Technical analysts look for similar patterns that have formed in the past, and will form trade ideas believing that price will act the same way that it did before.
As more and more forex traders look for certain price levels and chart patterns, the more likely that these patterns will manifest themselves in the markets. You should know though that technical analysis is VERY subjective.
2: Fundamental Analysis
You have to understand the reasons of why and how certain events like an increase in the unemployment rate affects a country’s economy and monetary policy which ultimately, affects the level of demand for its currency.The idea behind this type of analysis is that if a country’s current or future economic outlook is good, their currency should strengthen.
The better shape a country’s economy is, the more foreign businesses and investors will invest in that country. This results in the need to purchase that country’s currency to obtain those assets.

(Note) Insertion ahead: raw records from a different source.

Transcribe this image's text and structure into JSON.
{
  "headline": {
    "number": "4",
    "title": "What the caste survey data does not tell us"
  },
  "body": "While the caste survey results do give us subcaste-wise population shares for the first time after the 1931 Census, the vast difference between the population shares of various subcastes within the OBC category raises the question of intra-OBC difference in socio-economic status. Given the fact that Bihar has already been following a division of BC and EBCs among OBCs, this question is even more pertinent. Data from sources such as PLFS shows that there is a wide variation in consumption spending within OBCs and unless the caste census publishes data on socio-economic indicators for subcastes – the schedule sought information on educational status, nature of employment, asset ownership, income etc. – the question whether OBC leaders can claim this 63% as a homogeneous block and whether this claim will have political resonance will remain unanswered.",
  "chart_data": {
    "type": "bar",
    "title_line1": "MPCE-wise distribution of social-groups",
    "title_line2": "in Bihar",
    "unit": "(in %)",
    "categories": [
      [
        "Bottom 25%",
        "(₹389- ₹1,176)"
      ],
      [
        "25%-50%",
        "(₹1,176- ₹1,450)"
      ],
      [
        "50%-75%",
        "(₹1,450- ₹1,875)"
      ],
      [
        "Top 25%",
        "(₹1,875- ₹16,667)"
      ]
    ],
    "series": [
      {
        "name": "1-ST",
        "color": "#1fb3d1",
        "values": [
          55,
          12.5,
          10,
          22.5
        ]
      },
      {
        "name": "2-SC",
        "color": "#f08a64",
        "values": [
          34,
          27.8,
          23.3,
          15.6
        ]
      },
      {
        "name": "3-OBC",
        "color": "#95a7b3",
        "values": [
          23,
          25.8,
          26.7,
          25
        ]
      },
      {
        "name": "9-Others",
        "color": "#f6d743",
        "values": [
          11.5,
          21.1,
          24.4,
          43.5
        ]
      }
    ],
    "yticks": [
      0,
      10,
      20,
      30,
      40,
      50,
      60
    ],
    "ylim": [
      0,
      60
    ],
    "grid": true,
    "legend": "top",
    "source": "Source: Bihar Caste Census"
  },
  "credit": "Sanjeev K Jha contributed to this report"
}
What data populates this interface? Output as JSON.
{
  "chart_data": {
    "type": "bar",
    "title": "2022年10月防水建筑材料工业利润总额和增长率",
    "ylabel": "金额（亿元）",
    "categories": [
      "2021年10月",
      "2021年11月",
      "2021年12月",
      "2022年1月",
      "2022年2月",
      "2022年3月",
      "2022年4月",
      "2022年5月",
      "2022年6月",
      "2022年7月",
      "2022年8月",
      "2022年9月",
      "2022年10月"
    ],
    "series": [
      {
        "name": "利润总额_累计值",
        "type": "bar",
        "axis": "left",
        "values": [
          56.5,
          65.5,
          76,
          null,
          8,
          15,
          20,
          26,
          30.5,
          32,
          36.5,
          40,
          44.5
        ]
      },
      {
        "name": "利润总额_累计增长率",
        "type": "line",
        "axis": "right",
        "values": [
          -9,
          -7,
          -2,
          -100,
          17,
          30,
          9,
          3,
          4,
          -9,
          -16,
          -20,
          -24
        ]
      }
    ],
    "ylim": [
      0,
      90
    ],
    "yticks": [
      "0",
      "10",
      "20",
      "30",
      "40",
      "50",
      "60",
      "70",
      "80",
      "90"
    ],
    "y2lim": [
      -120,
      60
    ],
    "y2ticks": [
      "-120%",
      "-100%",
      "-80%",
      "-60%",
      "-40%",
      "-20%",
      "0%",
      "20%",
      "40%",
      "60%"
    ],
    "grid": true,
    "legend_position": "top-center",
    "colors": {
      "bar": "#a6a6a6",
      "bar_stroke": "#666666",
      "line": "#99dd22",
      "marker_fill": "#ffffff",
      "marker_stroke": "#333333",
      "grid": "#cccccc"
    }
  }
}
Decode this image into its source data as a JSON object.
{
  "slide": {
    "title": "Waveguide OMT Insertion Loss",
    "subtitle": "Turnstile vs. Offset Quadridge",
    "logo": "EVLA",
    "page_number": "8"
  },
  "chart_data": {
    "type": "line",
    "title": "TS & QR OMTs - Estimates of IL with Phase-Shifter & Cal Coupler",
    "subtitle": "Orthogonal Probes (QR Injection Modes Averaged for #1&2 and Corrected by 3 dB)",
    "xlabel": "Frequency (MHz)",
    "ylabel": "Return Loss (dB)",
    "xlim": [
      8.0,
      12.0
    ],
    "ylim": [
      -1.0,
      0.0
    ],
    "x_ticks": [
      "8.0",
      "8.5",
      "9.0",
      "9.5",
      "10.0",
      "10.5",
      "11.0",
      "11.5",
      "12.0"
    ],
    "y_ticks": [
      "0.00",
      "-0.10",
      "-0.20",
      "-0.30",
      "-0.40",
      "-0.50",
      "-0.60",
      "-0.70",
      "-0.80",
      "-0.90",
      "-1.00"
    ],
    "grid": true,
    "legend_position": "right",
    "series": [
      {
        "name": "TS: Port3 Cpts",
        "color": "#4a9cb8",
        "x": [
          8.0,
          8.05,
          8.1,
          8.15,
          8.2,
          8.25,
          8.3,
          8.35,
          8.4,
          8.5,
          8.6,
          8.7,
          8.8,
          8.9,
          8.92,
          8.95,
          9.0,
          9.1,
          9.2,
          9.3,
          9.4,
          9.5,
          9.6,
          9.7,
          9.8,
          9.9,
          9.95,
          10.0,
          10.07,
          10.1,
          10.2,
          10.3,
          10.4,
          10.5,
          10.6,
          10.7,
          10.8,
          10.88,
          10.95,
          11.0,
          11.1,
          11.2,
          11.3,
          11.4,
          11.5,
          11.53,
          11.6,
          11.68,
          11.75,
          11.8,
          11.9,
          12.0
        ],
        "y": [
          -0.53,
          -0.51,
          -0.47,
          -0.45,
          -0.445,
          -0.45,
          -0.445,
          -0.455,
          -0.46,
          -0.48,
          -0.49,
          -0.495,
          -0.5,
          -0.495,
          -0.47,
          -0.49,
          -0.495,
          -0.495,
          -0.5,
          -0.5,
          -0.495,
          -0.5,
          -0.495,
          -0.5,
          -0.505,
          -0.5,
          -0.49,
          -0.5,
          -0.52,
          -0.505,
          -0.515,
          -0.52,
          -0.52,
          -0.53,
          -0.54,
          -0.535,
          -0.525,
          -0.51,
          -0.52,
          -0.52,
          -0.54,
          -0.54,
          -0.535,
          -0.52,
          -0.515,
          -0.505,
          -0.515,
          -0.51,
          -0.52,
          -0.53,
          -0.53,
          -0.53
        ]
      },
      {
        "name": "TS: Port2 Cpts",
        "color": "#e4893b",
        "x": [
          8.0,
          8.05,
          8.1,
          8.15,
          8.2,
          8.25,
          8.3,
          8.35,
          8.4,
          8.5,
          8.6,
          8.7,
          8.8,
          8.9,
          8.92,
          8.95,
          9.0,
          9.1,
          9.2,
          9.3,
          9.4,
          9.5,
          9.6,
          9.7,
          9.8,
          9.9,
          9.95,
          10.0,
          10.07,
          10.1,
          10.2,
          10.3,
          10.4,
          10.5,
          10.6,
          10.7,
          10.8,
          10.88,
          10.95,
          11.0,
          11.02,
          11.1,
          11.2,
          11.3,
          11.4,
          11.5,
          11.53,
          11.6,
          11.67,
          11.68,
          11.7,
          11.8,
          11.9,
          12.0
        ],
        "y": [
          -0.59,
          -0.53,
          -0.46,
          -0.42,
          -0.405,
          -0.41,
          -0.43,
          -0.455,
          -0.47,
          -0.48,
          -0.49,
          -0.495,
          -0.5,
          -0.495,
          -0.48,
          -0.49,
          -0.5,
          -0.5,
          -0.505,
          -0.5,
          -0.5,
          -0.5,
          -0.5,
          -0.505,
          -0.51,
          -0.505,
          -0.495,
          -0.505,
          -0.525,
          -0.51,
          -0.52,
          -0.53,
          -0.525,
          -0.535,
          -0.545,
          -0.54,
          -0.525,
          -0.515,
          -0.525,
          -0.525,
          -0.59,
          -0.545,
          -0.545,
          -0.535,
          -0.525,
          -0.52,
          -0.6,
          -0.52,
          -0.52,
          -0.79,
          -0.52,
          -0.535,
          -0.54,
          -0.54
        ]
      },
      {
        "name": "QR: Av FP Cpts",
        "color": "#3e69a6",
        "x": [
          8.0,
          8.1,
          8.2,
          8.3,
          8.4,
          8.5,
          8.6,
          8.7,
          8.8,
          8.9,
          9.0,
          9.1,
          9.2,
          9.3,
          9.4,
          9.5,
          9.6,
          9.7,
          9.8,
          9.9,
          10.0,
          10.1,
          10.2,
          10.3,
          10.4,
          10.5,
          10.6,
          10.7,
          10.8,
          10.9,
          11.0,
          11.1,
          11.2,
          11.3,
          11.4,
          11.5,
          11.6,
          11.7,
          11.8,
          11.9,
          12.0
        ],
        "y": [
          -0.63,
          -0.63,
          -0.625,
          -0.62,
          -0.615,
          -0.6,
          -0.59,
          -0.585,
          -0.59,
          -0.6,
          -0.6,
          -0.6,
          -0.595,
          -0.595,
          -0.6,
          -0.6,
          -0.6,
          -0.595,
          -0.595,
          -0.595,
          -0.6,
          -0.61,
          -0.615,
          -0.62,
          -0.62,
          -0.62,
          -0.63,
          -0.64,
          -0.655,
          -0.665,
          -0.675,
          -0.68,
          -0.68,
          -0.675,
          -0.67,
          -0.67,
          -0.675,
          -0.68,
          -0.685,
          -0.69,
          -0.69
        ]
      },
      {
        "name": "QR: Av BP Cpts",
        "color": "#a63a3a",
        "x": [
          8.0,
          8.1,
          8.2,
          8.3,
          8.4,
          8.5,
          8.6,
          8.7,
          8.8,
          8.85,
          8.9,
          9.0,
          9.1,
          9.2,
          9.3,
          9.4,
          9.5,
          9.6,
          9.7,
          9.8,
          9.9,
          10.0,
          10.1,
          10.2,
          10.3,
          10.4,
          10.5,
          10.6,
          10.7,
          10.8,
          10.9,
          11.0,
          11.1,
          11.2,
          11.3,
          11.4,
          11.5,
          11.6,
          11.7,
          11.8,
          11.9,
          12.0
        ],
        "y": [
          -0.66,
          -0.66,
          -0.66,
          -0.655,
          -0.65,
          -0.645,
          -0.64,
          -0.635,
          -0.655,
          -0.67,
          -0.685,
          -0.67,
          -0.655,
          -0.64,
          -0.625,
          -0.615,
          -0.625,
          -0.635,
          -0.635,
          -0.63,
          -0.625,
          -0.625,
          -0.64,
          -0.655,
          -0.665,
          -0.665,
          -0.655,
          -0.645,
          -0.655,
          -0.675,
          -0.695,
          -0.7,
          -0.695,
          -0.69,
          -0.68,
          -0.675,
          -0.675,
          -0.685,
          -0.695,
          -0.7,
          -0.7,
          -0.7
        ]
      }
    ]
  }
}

For example, let’s say that the U.S. dollar has been gaining strength because the U.S. economy is improving. As the economy gets better, raising interest rates may be needed to control growth and inflation. Higher interest rates make dollar-denominated financial assets more attractive. In order to get their hands on these lovely assets, traders and investors have to buy some greenbacks first. As a result, the value of the dollar will likely increase
3: Sentiment Analysis
This is why sentiment analysis is important. Each trader has his or her own opinion of why the market is acting the way it does and whether to trade in the same direction of the market or against it.
The market is just like Facebook – it’s a complex network made up of individuals who want to spam our news feeds.
Kidding aside, the market basically represents what all traders – you, Warren Buffet or Celine from the donut shop – feel about the market. Each trader’s thoughts and opinions, which are expressed through whatever position they take, helps form the overall sentiment of the market regardless of what information is out there.
The problem is that as retail traders, no matter how strongly you feel about a certain trade, you can’t move the forex markets in your favor. Even if you truly believe that the dollar is going to go up, but everyone else is bearish on it, there’s nothing much you can do about it (unless you’re one of the GSs – George Soros or Goldman Sachs!).